Reviewed by
The opening shots of Evolution (2015), the long-awaited new feature from Lucile Hadzihalilovic, show a sumptuous underwater environment. (Her last full-length film, the eerie and provocative Innocence, came out in 2004.) The sea is so clear one might be tempted to breathe it in; the colors of the undulating forms of plant and animal life are psychedelic and virtually tactile. A young boy swimming in these waters is startled by the sight of another boy, drowned, a garishly red starfish covering his navel.
The swimmer, Nicholas (Max Brebant), walks from a rocky shore to his home in a picturesque seaside village of white houses. There, his mother, a slim woman with light-colored eyebrows, cooks something unappetizing-looking in a saucepan. His house has no modern conveniences, and the clinic he soon goes to, staffed by slim women with light-colored eyebrows, is similarly ascetic.

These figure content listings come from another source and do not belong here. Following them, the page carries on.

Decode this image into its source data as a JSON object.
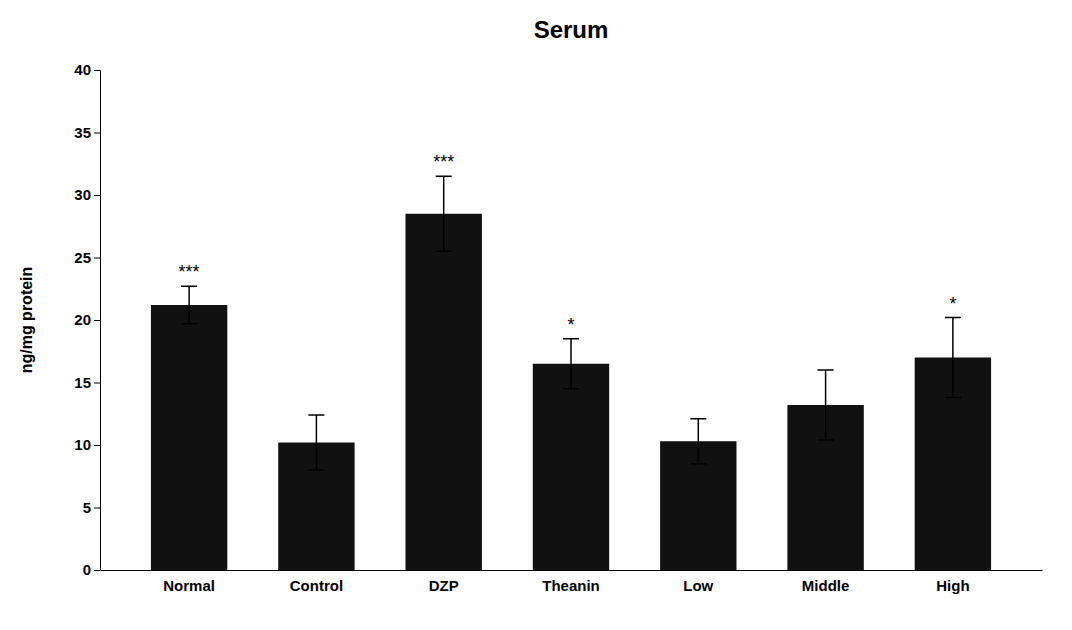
{
  "chart_data": {
    "type": "bar",
    "title": "Serum",
    "ylabel": "ng/mg protein",
    "categories": [
      "Normal",
      "Control",
      "DZP",
      "Theanin",
      "Low",
      "Middle",
      "High"
    ],
    "values": [
      21.2,
      10.2,
      28.5,
      16.5,
      10.3,
      13.2,
      17.0
    ],
    "errors": [
      1.5,
      2.2,
      3.0,
      2.0,
      1.8,
      2.8,
      3.2
    ],
    "significance": [
      "***",
      null,
      "***",
      "*",
      null,
      null,
      "*"
    ],
    "color": "#111111",
    "ylim": [
      0,
      40
    ],
    "yticks": [
      0,
      5,
      10,
      15,
      20,
      25,
      30,
      35,
      40
    ],
    "grid": false
  }
}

Nicholas keeps a sketchbook, in which he draws things that are completely absent in his own environment: Ferris wheels, Christmas presents, and so on. Stella (Roxane Duran), one of the nurses or doctors at the clinic — there are no titles as such, and all the staff members appear to be women — looks through that sketchbook and takes pity on him. Although by this time it may be too late — the operation that, it seems, all the young boys who populate the village are required to endure has already been performed on Nicholas.
Spooky, tantalizing and beautifully shot and designed, Evolution creates a cinematic world that’s utterly sui generis, but which also resonates with recognizable echoes of “The Lottery,” Invasion of the Body Snatchers and, believe it or not, The Little Mermaid. It’s an impeccable, creepy and genuinely transporting movie.